My second job out of college was at an afterschool program on the Upper East Side. I fetched kids from a variety of schools and shepherded them across big avenues and side streets. The director of the program--a grouch named Buelah whose son was on Jeopardy’s Tournament of Champions which, I think, led her to believe that all of her paranoid crazy maternal instincts had been justified--had mapped out all of our routes, taking into consideration and completely avoiding spots where impatient but legally turning cars threatened law-abiding pedestrians. It seemed like overkill to me then, the way we had to wait for specific signals in certain directions and ignore otherwise legit walk signs. But of course I didn’t have my own kids then, so my own deep feelings of mortality and helplessness had not yet been plumbed.

The intersection around the corner from my house would have stumped Buelah. I imagine she’d have us overshoot this corner altogether, and loop down around the end of the block and come back on another street entirely--doubling the length of the walk. There’s no good way to do it, being that we have to cross two one-way streets--each one full of turning cars obeying their own green lights and conflicting with our own obedient paths.

So, operating on the its-out-of-my-hands theory we just cross the street. And on this particular afternoon I was struck with a very vivid thought. One of those twenty-minutes-of-plot-and-imagery- in-a-split-second kinds of thoughts. The thought was that my children and I would all be annihilated by a speeding, turning SUV. And that this would be horrible news for Joe, who was doing the taxes in another part of town. And people were sad and it was tragic, and a year from now, Joe would have to be doing the taxes again. And it would be so weird and awful for him. I wonder how his loss would show up on the form. Is there a box to check? But he would have to do it. Because life (his life) would go on.

So that’s the little story that crossed my mind as we crossed, safely, to the other side, and then we got home, and I forgot all about us dying and Joe doing the taxes next year after we’d died, because we’d already moved on to more pressing matters like muddy shoes and homework.

And we didn’t hear any loud noises, even though the intersection’s pretty close. But about ten minutes later a babysitter dropped by to tell me about the big car crash there on the corner. Something about a limousine up on the sidewalk and of course I don’t know if it’s the old-fashioned definition of limousine which is a long fancy car, or the Brooklyn definition of limousine which is any sedan with a T and an L on its plates. But I went to check it out.

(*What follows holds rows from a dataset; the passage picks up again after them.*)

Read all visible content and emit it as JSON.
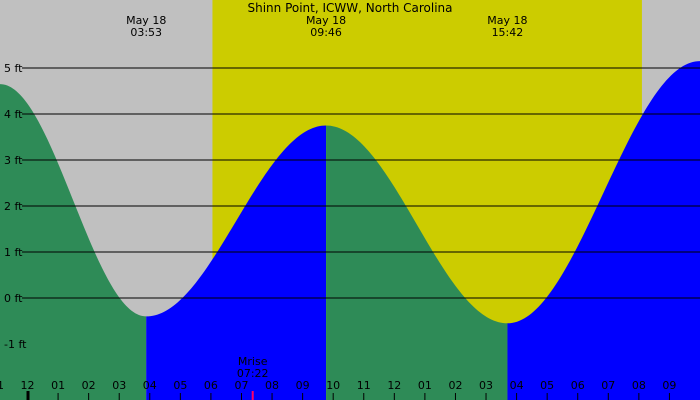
{
  "chart_data": {
    "type": "area",
    "title": "Shinn Point, ICWW, North Carolina",
    "ylim": [
      -1.5,
      6.6
    ],
    "y_ticks": [
      {
        "value": 5,
        "label": "5 ft"
      },
      {
        "value": 4,
        "label": "4 ft"
      },
      {
        "value": 3,
        "label": "3 ft"
      },
      {
        "value": 2,
        "label": "2 ft"
      },
      {
        "value": 1,
        "label": "1 ft"
      },
      {
        "value": 0,
        "label": "0 ft"
      },
      {
        "value": -1,
        "label": "-1 ft"
      }
    ],
    "x_range_hours": [
      -0.9,
      22.0
    ],
    "x_ticks": [
      {
        "hour": -1,
        "label": "11"
      },
      {
        "hour": 0,
        "label": "12"
      },
      {
        "hour": 1,
        "label": "01"
      },
      {
        "hour": 2,
        "label": "02"
      },
      {
        "hour": 3,
        "label": "03"
      },
      {
        "hour": 4,
        "label": "04"
      },
      {
        "hour": 5,
        "label": "05"
      },
      {
        "hour": 6,
        "label": "06"
      },
      {
        "hour": 7,
        "label": "07"
      },
      {
        "hour": 8,
        "label": "08"
      },
      {
        "hour": 9,
        "label": "09"
      },
      {
        "hour": 10,
        "label": "10"
      },
      {
        "hour": 11,
        "label": "11"
      },
      {
        "hour": 12,
        "label": "12"
      },
      {
        "hour": 13,
        "label": "01"
      },
      {
        "hour": 14,
        "label": "02"
      },
      {
        "hour": 15,
        "label": "03"
      },
      {
        "hour": 16,
        "label": "04"
      },
      {
        "hour": 17,
        "label": "05"
      },
      {
        "hour": 18,
        "label": "06"
      },
      {
        "hour": 19,
        "label": "07"
      },
      {
        "hour": 20,
        "label": "08"
      },
      {
        "hour": 21,
        "label": "09"
      }
    ],
    "extremes": [
      {
        "date": "May 18",
        "time": "03:53",
        "hour": 3.883,
        "type": "low",
        "height_ft": -0.4
      },
      {
        "date": "May 18",
        "time": "09:46",
        "hour": 9.767,
        "type": "high",
        "height_ft": 3.75
      },
      {
        "date": "May 18",
        "time": "15:42",
        "hour": 15.7,
        "type": "low",
        "height_ft": -0.55
      }
    ],
    "edge_levels": [
      {
        "hour": -0.9,
        "height_ft": 4.65
      },
      {
        "hour": 22.0,
        "height_ft": 5.15
      }
    ],
    "daylight": {
      "start_hour": 6.05,
      "end_hour": 20.1
    },
    "moonrise": {
      "label": "Mrise",
      "time": "07:22",
      "hour": 7.367
    },
    "colors": {
      "night": "#c0c0c0",
      "day": "#cccc00",
      "falling": "#2e8b57",
      "rising": "#0000ff",
      "gridline": "#000000",
      "moonrise_tick": "#ff0066"
    }
  }
}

As I stood there among the dirt and debris, I came face to face with several things.

1. a humbling version of ‘wow we were just here,’

2. a chilling version of ‘wow we were just here,’

3. an eerily ho-hum version of ‘wow we were just here,’ and

4. the sickening reminder of the little wandering thought I’d had about Joe having to do the taxes this time next year. And how we’d all be dead. And how he’d still have paperwork to do. And how he might not be able to claim us anymore.
And that that entire image had been in my head in such detail, as I’d ushered my kids across the street just minutes before some kind of limo lost control.

2 comments:

Sarah Thompson said...

Love your blog. Thanks for writing so honestly and making your voice heard for all moms.

Your son should be happy to hear... there really are going to be R2D2 mailboxes - view pictures at the link.

Anonymous said...

I have this crazy feeling this is as much of a bullshit story as the AG story was.